Introduction
Machine learning in finance and insurance
Machine learning in finance and insurance
The recent history of finance and banking can be split into two eras, before and after the 2008 financial crisis. While in the pre-financial crisis era the financial system mostly witnessed innovations in creating new financial tools and financialization (e.g., exotic options, CDS, CDO, etc.), in the post-2008 crisis era the financial institutions were busy dealing with the new regulations introduced after 2008. After the 2008 financial crisis, also known as the “Credit Crisis”, supervision heavily increased and the regulators required tougher monitoring measures. That gave rise to a different type of valuation adjustments (XVA e.g., CVA) on one hand and systemic risk assessment on the other hand. In addition, financial institutions have recognized the importance of behavioral finance, like herding and moral hazard. As such, the introduction of the financial innovations slowed down post-2008 for almost 10 years.
At the same time, technologies have been growing at an exponential rate. This made banks and insurances think about investing more in new technologies. For instance, they developed online services, introduced new applications, and invested in AI and data. This is an area that machine learning (ML) made a great impact on, as a new toolbox to more efficiently analyze the (big) data. This resulted in making ML a popular subject in finance, giving further room for further ML application in solving problems and proposing new concepts beyond the big data applications.
In recent years, there was always a question: Can ML significantly impact finance and insurance? There is no doubt that ML has already made a substantial impact on many areas including natural language processing (NLP), image processing (face recognition), self-driving cars, translation, and many others. But, in finance and insurance, we need to be more careful when we talk about ML's impact since these industries are heavily regulated and any change needs to be carefully assessed. The impact of ML on finance can be categorized in the following two:
Using ML to improve the current banking or insurance business
Introducing new useful problems that would not be possible to answer without ML
Examples of the first category include introducing better hedging strategies, portfolio management trading or investment algorithms, improved CVA methods, etc.
Examples of the second category include the application of NLP in organizing financial news, sentiment analysis to make sense of the market news, using chatbots to better manage the insurance company's customers, analyzing big data of the customers' characteristics, and managing demand elasticity.
ML is where computer science and statistics meet. Even though some identify ML as part of statistics (or statistical learning), however, ML would not be as popular as it is today without the progress in computer science. ML, has many subgroups, but the most known are:
Supervised learning: In supervised learning, there are inputs and outputs, where any input is associated with an output. The main task here is to find a mapping that can correctly map a new input to a "correct" output, based on the existing data.
Unsupervised learning: In unsupervised learning, there are no outputs and there are only inputs. Therefore, the aim of unsupervised learning is to find patterns inside the data that can well explain it.
Reinforcement learning (RL): Reinforcement learning tries to find correct actions while facing a new situation in a running business. The power of RL is that it is a kind of model-free approach that does not require binding or unrealistic assumptions.
ML takes a different standpoint towards data than statistics. This means in order not to reduce the forecasting power we need to let the data speak for its own.

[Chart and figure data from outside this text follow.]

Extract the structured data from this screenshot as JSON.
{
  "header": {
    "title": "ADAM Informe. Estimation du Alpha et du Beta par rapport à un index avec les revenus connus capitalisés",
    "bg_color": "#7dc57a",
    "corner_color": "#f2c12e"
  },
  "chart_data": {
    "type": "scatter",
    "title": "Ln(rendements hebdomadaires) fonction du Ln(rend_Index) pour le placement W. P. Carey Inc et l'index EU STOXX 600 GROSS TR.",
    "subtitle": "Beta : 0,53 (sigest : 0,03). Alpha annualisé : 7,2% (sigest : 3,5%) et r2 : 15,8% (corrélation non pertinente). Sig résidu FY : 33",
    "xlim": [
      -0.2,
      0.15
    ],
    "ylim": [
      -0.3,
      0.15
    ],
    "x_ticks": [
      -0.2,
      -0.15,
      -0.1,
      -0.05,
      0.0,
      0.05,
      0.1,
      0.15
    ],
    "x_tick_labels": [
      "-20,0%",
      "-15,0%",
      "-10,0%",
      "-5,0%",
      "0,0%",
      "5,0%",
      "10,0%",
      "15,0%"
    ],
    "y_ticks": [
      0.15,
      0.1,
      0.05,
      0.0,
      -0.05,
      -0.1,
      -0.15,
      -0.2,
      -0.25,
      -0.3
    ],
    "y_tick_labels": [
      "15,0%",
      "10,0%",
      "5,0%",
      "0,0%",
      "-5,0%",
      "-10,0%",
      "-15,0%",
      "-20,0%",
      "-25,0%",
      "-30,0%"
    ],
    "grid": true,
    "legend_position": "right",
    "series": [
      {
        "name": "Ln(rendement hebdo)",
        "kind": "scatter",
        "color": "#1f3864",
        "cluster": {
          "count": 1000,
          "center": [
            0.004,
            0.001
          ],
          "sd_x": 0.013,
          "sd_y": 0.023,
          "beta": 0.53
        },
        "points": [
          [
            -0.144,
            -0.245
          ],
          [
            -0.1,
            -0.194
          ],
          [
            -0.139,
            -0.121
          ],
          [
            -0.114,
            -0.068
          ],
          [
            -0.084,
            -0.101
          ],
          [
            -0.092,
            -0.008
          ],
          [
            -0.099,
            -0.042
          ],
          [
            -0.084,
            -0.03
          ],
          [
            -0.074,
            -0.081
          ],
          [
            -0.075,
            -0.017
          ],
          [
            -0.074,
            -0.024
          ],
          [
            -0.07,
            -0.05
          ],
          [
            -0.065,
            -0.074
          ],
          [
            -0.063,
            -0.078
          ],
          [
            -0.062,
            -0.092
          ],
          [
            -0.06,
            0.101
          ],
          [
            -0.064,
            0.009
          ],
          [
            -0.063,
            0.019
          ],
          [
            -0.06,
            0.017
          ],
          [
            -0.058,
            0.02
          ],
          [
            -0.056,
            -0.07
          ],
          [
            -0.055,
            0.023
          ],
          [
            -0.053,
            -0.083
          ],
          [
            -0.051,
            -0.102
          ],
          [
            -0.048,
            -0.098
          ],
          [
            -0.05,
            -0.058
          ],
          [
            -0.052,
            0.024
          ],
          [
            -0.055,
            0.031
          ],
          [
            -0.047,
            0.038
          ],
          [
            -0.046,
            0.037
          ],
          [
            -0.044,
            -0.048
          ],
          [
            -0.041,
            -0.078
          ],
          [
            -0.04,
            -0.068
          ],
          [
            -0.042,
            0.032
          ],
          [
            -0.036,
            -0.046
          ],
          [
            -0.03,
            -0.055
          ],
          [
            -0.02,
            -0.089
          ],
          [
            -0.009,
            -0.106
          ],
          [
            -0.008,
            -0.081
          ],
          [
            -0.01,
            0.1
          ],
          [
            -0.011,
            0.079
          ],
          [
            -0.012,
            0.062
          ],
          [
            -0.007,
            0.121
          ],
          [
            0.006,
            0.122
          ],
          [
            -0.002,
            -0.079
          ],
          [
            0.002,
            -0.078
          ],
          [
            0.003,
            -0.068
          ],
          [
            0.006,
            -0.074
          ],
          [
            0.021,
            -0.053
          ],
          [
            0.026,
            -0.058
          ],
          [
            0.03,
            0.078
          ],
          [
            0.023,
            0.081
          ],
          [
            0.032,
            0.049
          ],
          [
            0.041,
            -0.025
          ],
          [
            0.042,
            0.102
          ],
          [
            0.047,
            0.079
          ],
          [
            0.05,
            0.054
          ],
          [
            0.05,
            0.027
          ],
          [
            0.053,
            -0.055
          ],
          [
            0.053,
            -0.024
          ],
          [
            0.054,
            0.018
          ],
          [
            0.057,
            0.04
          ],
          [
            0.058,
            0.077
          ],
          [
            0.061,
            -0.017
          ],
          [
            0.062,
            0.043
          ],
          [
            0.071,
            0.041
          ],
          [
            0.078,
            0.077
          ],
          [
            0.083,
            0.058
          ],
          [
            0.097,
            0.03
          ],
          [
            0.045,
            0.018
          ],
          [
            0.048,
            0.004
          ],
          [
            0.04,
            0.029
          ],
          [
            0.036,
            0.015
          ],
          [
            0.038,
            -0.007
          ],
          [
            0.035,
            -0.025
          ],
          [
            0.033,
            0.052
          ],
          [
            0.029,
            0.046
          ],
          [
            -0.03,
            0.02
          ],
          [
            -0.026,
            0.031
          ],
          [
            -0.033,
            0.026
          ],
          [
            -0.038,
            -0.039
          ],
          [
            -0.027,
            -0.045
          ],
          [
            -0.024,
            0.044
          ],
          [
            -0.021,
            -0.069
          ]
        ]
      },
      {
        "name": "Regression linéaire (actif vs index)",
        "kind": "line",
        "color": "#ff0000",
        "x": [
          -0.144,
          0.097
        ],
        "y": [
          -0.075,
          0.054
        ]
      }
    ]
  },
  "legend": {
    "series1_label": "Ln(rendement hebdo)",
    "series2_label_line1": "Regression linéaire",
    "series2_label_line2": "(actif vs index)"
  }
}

This is unlike what usually we see in statistics where modeling is the major task.
Here we present two tables of an example of a movie rating analysis based on the movie review. The classification is based on the words in the review. On the left-hand side, there are words that are presumably thought to be creating a good classifier while on the right-hand side there are words that a data analysis algorithm has identified as ones that create a good classifier. While the accuracy of a classifier based on the words on the left-hand side is only 60 percent (close to 50), the other one has given an accuracy of 95 percent.
This essentially means in ML the data is used for finding the best model and the starting point is the data, not the model. This is unlike what is usually done in statistics where the model comes first and then data will follow to fit the parameters of the model. The process of choosing a good model is called validation.
ML is mainly about TECH and not only about statistics. However, this is not the first time that TECH has gained popularity in finance and insurance. Simulation and Monte-Carlo methods have been largely applied in economic scenario generators (insurance), valuation, and credit risk (finance). However, it is important to know that the popularity of ML has happened at the same time as Big Data technologies emerged. This is not by accident, since ML methods can efficiently manage big data. So, the new pieces that make things different are TECH and big data.
Conceptually, ML's closest counterpart is statistics. That is why ML is somehow identified as part of statistics, or as it is called statistical learning. However, it is important to note that ML, and in particular supervised learning, is more about making good forecasts. So, we can propose the following differences between statistics and ML
Unlike statistics, ML is about forecasting and not necessarily about "inference", but "generalization".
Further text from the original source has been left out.